There is too much foreign interference right now by Saudi Arabia and Iran, and when a Lebanese Prime-Minister resigns under pressure from Riyadh while Iran tries to make use of that resignation, know that the “independent” Lebanese Republic in 2017 is no more independent than the Lebanese republic was under the French Mandate in the 1930s. If a miracle somehow happens and politicians agree to proceed with the 2018 elections, Lebanese voters will have a choice: Either renew their trust in the 2009 members of the Parliament, confirm the Saudi-Iranian mandate for Lebanon and turn the country into an arena for proxy wars, or finally start heading towards a sovereign independent country that answers to no one but its people.
Lebanon’s ruling political parties and politicians might try to conceal this chaotic month with future calls of dissociation policy and coalition “happy ending” governments such as the ones we had to endure for the past decade. But as long as they are militarily equipped by one country, or pressured to resign by another, there will never be a free will in Lebanese politics.
Lebanon as whole is a country that is a hostage of Saudi-Iranian politics, and as the month of November 2017 made it perfectly clear, there is only one war that matters in Lebanon, and it shouldn’t be the Saudi-Iranian one on Lebanese soil. It’s the electoral war that rids Lebanon from the influence of both countries and the turmoil they bring with them. And that war is here.

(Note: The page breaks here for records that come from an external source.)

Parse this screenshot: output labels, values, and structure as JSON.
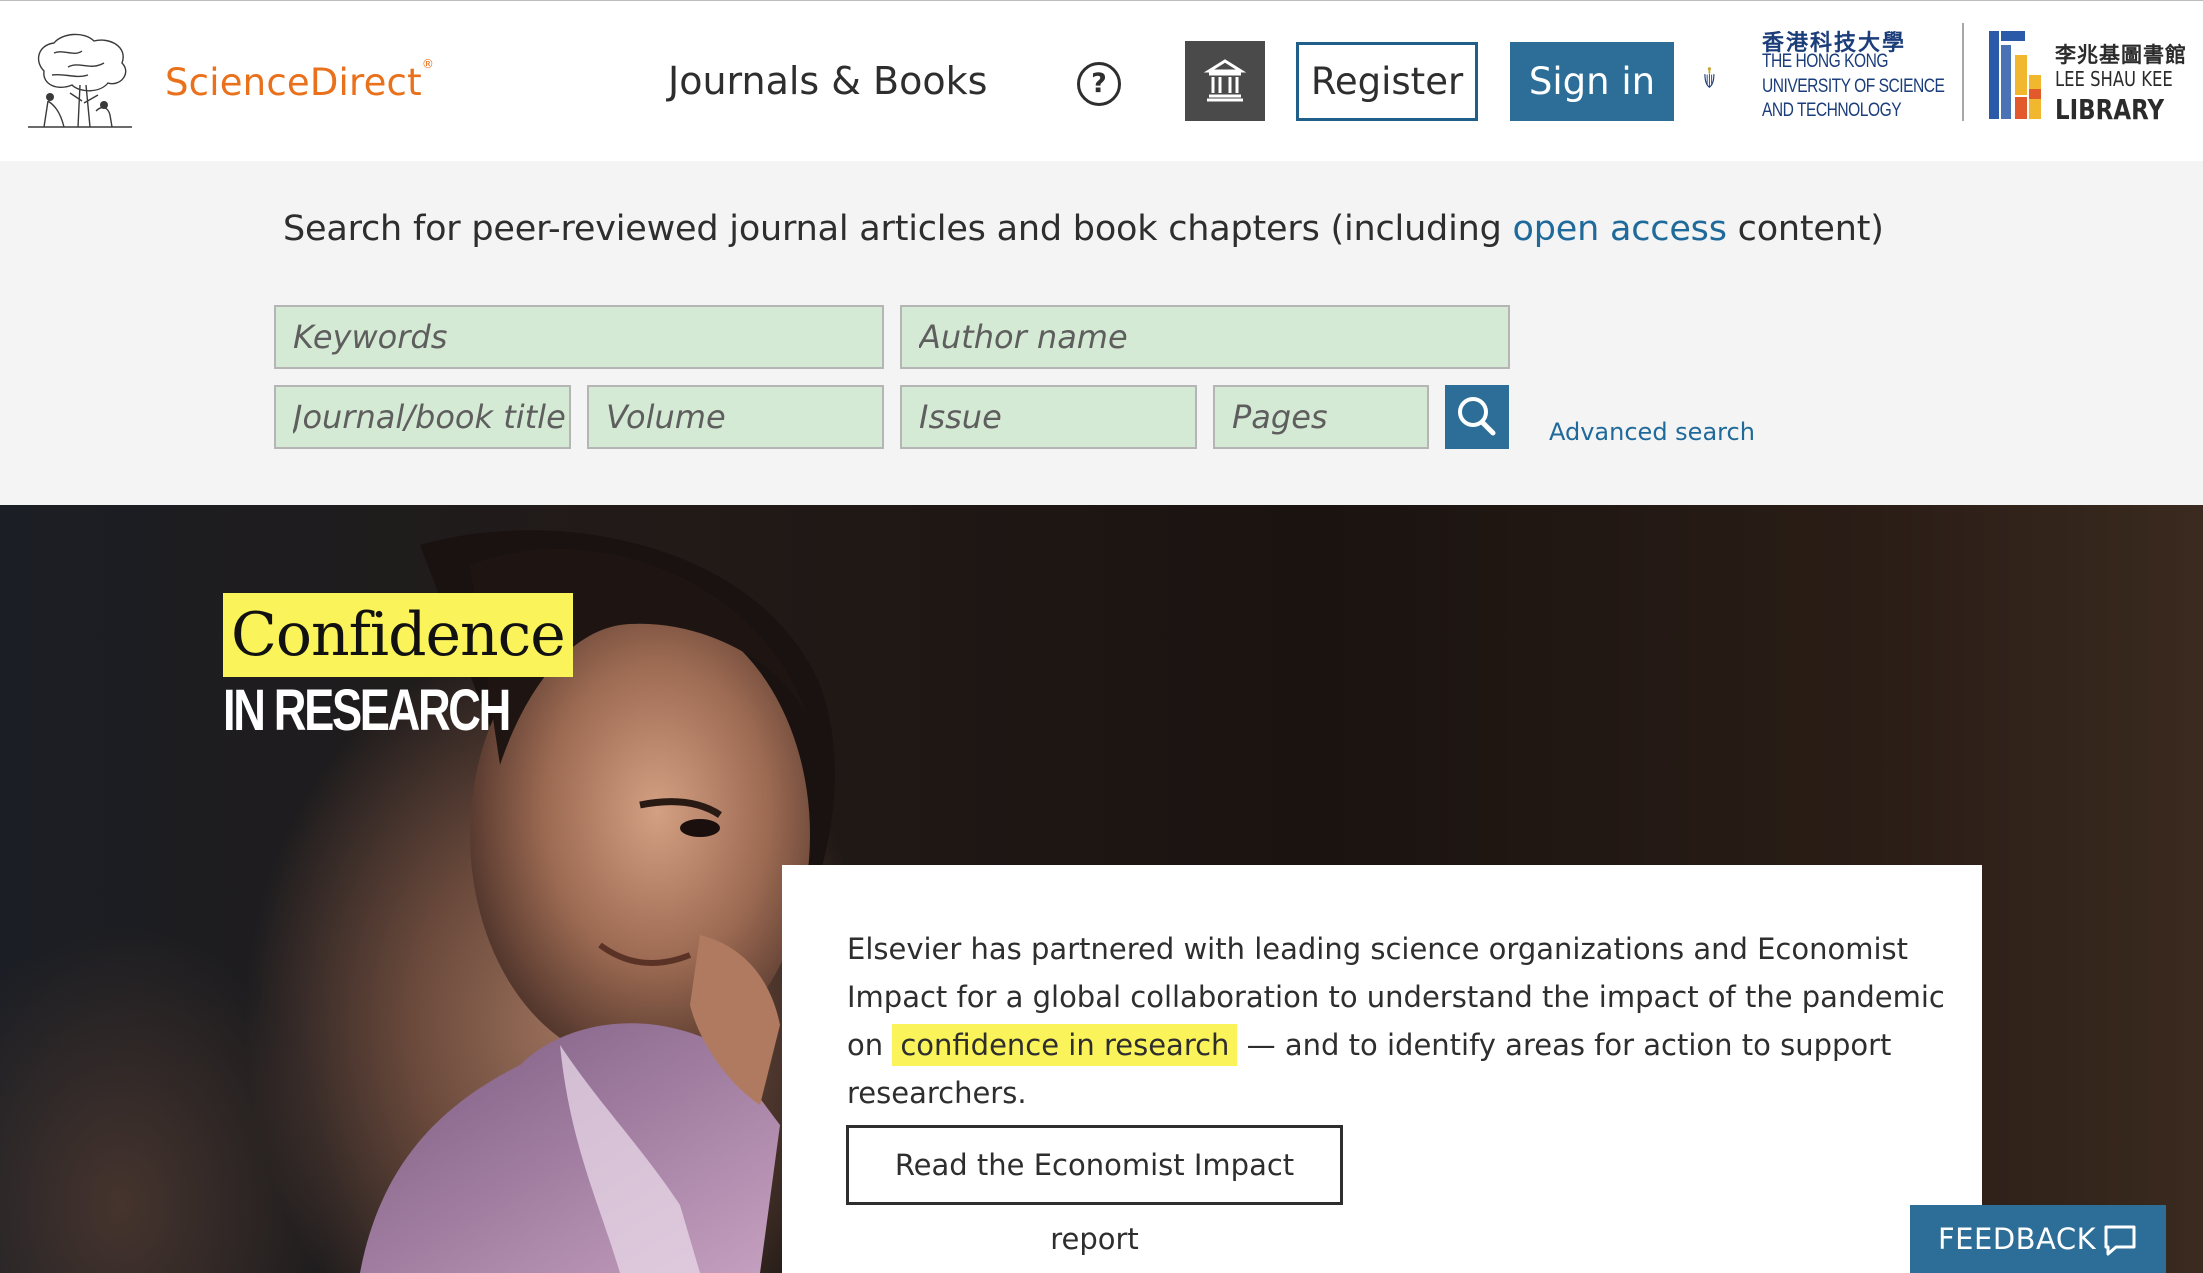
{
  "header": {
    "brand_name": "ScienceDirect",
    "brand_mark": "®",
    "nav_journals": "Journals & Books",
    "help_label": "?",
    "register_label": "Register",
    "signin_label": "Sign in",
    "institution_icon": "institution-icon",
    "hkust": {
      "zh": "香港科技大學",
      "line1": "THE HONG KONG",
      "line2": "UNIVERSITY OF SCIENCE",
      "line3": "AND TECHNOLOGY"
    },
    "library": {
      "zh": "李兆基圖書館",
      "line1": "LEE SHAU KEE",
      "line2": "LIBRARY"
    }
  },
  "search": {
    "heading_before": "Search for peer-reviewed journal articles and book chapters (including ",
    "heading_link": "open access",
    "heading_after": " content)",
    "keywords_placeholder": "Keywords",
    "author_placeholder": "Author name",
    "journal_placeholder": "Journal/book title",
    "volume_placeholder": "Volume",
    "issue_placeholder": "Issue",
    "pages_placeholder": "Pages",
    "search_icon": "search-icon",
    "advanced_label": "Advanced search"
  },
  "hero": {
    "title_highlight": "Confidence",
    "title_sub": "IN RESEARCH",
    "text_before": "Elsevier has partnered with leading science organizations and Economist Impact for a global collaboration to understand the impact of the pandemic on ",
    "text_highlight": "confidence in research",
    "text_after": " — and to identify areas for action to support researchers.",
    "button_label": "Read the Economist Impact report"
  },
  "feedback": {
    "label": "FEEDBACK",
    "icon": "speech-bubble-icon"
  },
  "colors": {
    "brand_orange": "#e9711c",
    "primary_blue": "#2c6e97",
    "link_blue": "#1f6a9a",
    "highlight_yellow": "#faf35a",
    "field_green": "#d5ead4"
  }
}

To be honest here, the blog had always tried to figure out the little details of Lebanese politics without trying to rely on regional events. There was a certain beauty in the madness of Lebanese politics, but the madness is now erupting into a regionally induced chaos and Lebanon will be the first to pay the price. Lebanese politics always made a little bit of sense – except this time – and it’s for the simple reason that there is nothing Lebanese right now about Lebanese politics, which is why I will stop posting on the blog until the cloud of regional interference clears a little bit.